In contrast, there are methods that are geared towards providing high-quality and relevant content to both bots and humans. These strategies are developed with Google's own guidelines in mind and are considered to be quite ethical. A reputable SEO agency will typically employ these tactics, which are known as White-Hat SEO, to achieve long-term results for your website.
What Are Some Examples of Black-Hat and White-Hat SEO?
While not every technique can be clearly labeled as Black-Hat or White-Hat SEO, there are definitely some tactics that are clearly ethical or clearly underhanded. Let's take a look at a few examples below.

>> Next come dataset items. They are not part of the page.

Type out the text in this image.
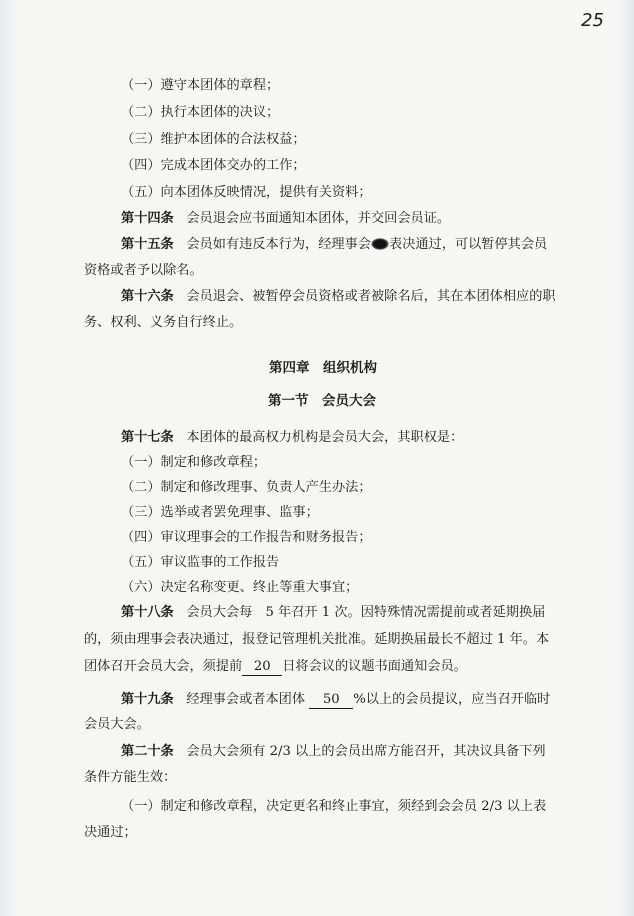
25
（一）遵守本团体的章程；
（二）执行本团体的决议；
（三）维护本团体的合法权益；
（四）完成本团体交办的工作；
（五）向本团体反映情况，提供有关资料；
第十四条 会员退会应书面通知本团体，并交回会员证。
第十五条 会员如有违反本行为，经理事会 表决通过，可以暂停其会员
资格或者予以除名。
第十六条 会员退会、被暂停会员资格或者被除名后，其在本团体相应的职
务、权利、义务自行终止。
第四章　组织机构
第一节　会员大会
第十七条 本团体的最高权力机构是会员大会，其职权是：
（一）制定和修改章程；
（二）制定和修改理事、负责人产生办法；
（三）选举或者罢免理事、监事；
（四）审议理事会的工作报告和财务报告；
（五）审议监事的工作报告
（六）决定名称变更、终止等重大事宜；
第十八条 会员大会每　5 年召开 1 次。因特殊情况需提前或者延期换届
的，须由理事会表决通过，报登记管理机关批准。延期换届最长不超过 1 年。本
团体召开会员大会，须提前 20 日将会议的议题书面通知会员。
第十九条 经理事会或者本团体 50 %以上的会员提议，应当召开临时
会员大会。
第二十条 会员大会须有 2/3 以上的会员出席方能召开，其决议具备下列
条件方能生效：
（一）制定和修改章程，决定更名和终止事宜，须经到会会员 2/3 以上表
决通过；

Examples of Black-Hat SEO Include:
Keyword Stuffing -- Trying to fit as many keywords as possible in content, tags, meta descriptions, headers, etc. in a spammy or inorganic way
Paid Links -- A lot of businesses will purchase link placements from popular websites to increase their own rankings
Hidden Text -- Human visitors may never notice this search spam, but robots will see the hidden text that's been placed in the backend of a website in an attempt to manipulate search engine rankings
Examples of White-Hat SEO Include:
Quality Content -- Creating extraordinary content (like blogs, articles, white papers, case studies, e-books, and more) in order to provide web users with relevant and interesting information will also impress Google
Internal Links -- Linking to other pages on your website will allow you to keep visitors on your website longer (thus reducing bounce rate) and can make navigation a whole lot better, which are two attributes bots love to see
Guest Blogging -- Contributing a guest blog to another reputable site will benefit both parties and help you build links organically
The truth is that you don't need to be an SEO expert. That's what we're here for. But when you evaluate potential agencies to work with, you'll want to make sure the one you choose uses ethical tactics without promising rapid-fire results. Otherwise, the payoff might be very short-lived indeed.